Widziałem, że Natalia jest pozytywnie zaskoczona i nie wie co powiedzieć. Nie dziwiłem jej się, zareagowałbym tak samo, jeśli ktoś zrobiłby mi taką niespodziankę. Po chwili szoku Natalka rzuciła mi się na szyję.
-Tomek, nie trzeba było kupować nowego mieszkania. Mogliśmy dalej mieszkać u mnie. Serio to musiał być ogromny wydatek- przyznała.
-Mówiłem Ci, że dla ciebie zrobię wszystko. Natalia, kocham cię i chce, abyśmy razem mieszkali w najlepszych możliwych warunkach. Cena miłości, którą żywię do ciebie jest niepoliczalna! A poza tym i tak nie chciałbym jej sprzedać. Pamiętaj, że jeśli będziesz czegoś potrzebować to ci to załatwię. Obiecuje, że zrobię wszytko, abyś była szczęśliwa i zapewnię ci bezpieczeństwo- wyznałem i złapałem dziewczynę za ręce.Potem chwilę się całowaliśmy. Nawet nie pytałem czy wystrój podoba się mojej dziewczynie. Wiedziałem, że tak jest i cieszyłem się z tego. Następnie przyszedł czas na zwiedzanie. Ja widziałem już to miejsce, ponieważ pomagałem projektantowi wnętrz.
Ogólnie mieszkanie miało dwa piętra. Na pierwszym była łazienka, kuchnia, salon, pomieszczenie gospodarcze, przestrzeń dla Bilonka czyli posłanie, domek, miska oraz zabawki i inne rzeczy.
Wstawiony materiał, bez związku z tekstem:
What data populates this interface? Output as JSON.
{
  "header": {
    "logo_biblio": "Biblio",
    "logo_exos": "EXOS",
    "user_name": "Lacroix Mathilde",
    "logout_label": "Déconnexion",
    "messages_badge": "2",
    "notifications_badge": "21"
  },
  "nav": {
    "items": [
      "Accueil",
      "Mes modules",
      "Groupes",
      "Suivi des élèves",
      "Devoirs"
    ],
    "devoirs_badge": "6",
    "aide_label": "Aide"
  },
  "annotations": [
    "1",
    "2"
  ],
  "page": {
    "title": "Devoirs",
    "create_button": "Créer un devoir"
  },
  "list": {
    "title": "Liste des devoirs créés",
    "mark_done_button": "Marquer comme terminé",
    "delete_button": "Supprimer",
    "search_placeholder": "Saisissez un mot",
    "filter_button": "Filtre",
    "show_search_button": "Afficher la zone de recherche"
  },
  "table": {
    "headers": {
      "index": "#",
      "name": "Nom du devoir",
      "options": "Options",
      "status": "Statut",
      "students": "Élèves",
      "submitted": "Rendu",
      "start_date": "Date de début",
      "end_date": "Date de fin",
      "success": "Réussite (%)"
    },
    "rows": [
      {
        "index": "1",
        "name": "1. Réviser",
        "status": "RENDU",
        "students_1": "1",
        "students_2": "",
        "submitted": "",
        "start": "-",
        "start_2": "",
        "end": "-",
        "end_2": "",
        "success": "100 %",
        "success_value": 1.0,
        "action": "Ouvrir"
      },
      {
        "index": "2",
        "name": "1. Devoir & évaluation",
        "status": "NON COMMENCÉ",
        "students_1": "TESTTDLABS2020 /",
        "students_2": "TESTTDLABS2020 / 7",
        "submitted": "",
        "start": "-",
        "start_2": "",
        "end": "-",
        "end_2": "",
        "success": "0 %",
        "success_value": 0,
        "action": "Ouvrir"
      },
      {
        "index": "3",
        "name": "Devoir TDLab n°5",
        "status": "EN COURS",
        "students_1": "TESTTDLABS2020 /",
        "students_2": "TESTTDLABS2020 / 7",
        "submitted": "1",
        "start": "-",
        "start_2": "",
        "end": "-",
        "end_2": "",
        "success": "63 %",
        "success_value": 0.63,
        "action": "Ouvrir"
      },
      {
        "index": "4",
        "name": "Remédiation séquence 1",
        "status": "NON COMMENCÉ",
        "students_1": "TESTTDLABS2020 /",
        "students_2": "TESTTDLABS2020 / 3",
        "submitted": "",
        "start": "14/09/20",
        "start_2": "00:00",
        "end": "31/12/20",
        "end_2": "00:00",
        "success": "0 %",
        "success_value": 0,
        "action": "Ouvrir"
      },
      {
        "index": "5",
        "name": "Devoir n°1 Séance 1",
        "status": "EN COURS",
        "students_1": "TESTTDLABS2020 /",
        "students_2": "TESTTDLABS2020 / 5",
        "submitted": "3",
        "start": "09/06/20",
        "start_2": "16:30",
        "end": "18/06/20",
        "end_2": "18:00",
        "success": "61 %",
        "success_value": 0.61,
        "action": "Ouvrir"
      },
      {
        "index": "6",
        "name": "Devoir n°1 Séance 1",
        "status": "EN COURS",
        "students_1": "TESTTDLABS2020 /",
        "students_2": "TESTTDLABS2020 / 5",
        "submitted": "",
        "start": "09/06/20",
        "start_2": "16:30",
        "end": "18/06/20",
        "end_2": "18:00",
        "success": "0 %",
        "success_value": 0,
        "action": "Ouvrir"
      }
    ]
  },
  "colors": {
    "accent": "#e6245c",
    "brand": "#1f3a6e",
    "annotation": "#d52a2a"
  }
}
Pamiętałem też, że Natalka miała kota, którego musiała oddać do siostry, bo nie miała dla niego warunków, także znalazłem też miejsce dla niego, co naprawdę zaimponowało Natalii, ale wracając do domu, były w nim też schody, a po wejściu nimi na górę można było znaleźć się w sypialni, drugiej łazience połączonej z nią, pokoju do nagrywania czy garderobie. Mieliśmy do dyspozycji również balkon, na którym znajdował się stół, dwa krzesła i skrzynia na jakieś rzeczy. Natalii wszytko się podobało i chwaliła mnie za trafienie w jej gust. Na koniec dnia usiedliśmy na kanapie i obściskiwaliśmy się. Przytulanie, pocałunki i bliskość Natalki to były rzeczy, które sprawiały mi przyjemność. Dziewczyna podczas zwiedzania oraz rozmowy wiele razy dziękowała mi i zaznaczała, że nie trzeba było wydawać tyłu pieniędzy. Ja jednak uważałem inaczej i powtarzałem, że dla mnie to nie problem i nie popadnę w długi, a moje uczucie do niej jest bezcenna.
Postanowiliśmy pojechać do mieszkania Natalii, aby zabrać najpotrzebniejsze rzeczy.
-A co z moim mieszkaniem? I twoim starym domem? - spytała.
-Nie martw się, mam już plan na ich zagospodarowanie ich. Ale to dopiero po Tańcu z Gwiazdami- wyjaśniłem.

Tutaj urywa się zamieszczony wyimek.